The witch, the wonderful being that she is, cured him of his tuberculosis. Don’t get me wrong — we said in one of the scripts, “a bullet, a knife or train can kill him.” He’s not a Revenant, but he has eternal life.
What does Doc make of Agent Dolls?
Doc doesn’t think much of him, doesn’t trust him. From day one, he knows there’s more to Dolls than Dolls is saying. Doc is so self-absorbed in his own mission in life, that he misses some clues that would help him put the pieces together quicker. At the same time, don’t make any assumptions about Dolls, either. He’ll surprise you, too.
Today you were filming a fight sequence opposite Michael Eklund, aka the demonic Bobo Del Rey. How much have you enjoyed doing the action choreography and did it require any special training?

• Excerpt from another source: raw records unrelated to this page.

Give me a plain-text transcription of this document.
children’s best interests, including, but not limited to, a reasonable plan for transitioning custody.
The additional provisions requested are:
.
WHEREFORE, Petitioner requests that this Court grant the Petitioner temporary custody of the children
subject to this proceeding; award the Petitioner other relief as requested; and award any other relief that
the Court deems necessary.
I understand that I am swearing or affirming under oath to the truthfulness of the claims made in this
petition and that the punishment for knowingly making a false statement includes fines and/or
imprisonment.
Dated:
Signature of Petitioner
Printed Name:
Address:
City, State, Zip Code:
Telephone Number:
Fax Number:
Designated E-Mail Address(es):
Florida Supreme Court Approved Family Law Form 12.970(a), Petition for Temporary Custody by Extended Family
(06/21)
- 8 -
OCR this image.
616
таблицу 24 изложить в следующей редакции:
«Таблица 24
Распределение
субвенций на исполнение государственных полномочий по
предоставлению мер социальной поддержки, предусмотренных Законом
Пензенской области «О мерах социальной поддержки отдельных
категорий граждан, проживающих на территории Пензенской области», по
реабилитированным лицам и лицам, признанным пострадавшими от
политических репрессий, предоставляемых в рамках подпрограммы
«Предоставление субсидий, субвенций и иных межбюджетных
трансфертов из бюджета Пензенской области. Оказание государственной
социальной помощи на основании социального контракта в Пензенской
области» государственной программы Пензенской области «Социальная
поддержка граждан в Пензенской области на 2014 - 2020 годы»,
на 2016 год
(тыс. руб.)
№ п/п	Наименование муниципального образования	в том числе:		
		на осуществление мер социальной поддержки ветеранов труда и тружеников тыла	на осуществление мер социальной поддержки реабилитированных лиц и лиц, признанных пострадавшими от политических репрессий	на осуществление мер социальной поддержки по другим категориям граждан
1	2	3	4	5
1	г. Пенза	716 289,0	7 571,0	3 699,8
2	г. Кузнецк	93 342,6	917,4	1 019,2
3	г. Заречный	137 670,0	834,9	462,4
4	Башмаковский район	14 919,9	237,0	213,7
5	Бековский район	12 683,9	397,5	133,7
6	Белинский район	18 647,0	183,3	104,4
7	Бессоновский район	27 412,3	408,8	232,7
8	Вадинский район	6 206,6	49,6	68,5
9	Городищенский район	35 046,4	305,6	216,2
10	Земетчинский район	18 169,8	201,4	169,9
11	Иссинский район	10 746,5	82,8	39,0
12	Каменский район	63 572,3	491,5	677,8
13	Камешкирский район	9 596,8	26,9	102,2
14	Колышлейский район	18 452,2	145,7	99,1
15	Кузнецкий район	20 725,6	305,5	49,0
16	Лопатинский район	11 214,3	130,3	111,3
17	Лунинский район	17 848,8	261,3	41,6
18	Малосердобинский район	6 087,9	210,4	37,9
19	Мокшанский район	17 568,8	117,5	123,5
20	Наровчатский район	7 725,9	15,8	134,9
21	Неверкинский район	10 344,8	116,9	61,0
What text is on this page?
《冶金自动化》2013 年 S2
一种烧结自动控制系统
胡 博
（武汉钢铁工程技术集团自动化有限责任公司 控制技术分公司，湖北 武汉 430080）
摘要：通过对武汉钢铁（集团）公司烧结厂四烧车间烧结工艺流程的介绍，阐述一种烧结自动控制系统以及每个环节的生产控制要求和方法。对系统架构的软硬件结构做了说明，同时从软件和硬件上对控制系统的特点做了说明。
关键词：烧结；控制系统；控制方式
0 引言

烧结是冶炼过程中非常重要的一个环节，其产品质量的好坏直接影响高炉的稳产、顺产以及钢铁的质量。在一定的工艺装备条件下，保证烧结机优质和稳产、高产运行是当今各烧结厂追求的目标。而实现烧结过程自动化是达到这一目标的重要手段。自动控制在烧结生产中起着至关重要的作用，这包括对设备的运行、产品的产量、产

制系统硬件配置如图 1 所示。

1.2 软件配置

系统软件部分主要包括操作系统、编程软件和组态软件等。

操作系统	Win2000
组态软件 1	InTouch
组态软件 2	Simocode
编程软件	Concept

Every day is the funnest day ever. Gun-wise, when I did get the part, I ordered a replicate Colt. I did research for his exact Colt. It’s called the Colt Thunderer. The weight is a little off, because the guns that we use are real guns. They are very heavy, but I practiced. To be honest, all the spinny stuff, if it was up to me, I wouldn’t do too much of it. Doc is the fastest draw in the West; no one said he was a trick gunslinger. It’s a little Hollywood, but it looks pretty cool. A lot of times, the director was like, “Do a little spin at the end.” “No problem.” It’s super-cool to do. I practiced — I wanted to get good at the guns. That was something I took seriously, to be honest.
The fight that is coming up is the one I’m looking forward to the most. The physical stuff, for me, has been the hardest stuff. I’m the one after who is like, “My back hurts. My neck hurts. Doc has tuberculosis, guys!” Dolls is a professional fighter. Doc has guns for a reason. He can’t be doing drop-kicks and roundhouses. He has the guns.
It’s demanding on me. I’ve discovered something new in my life that I didn’t know existed called Epsom Salt. I didn’t know what that was before playing Doc Holliday, but an Epsom Salt bath is just nice.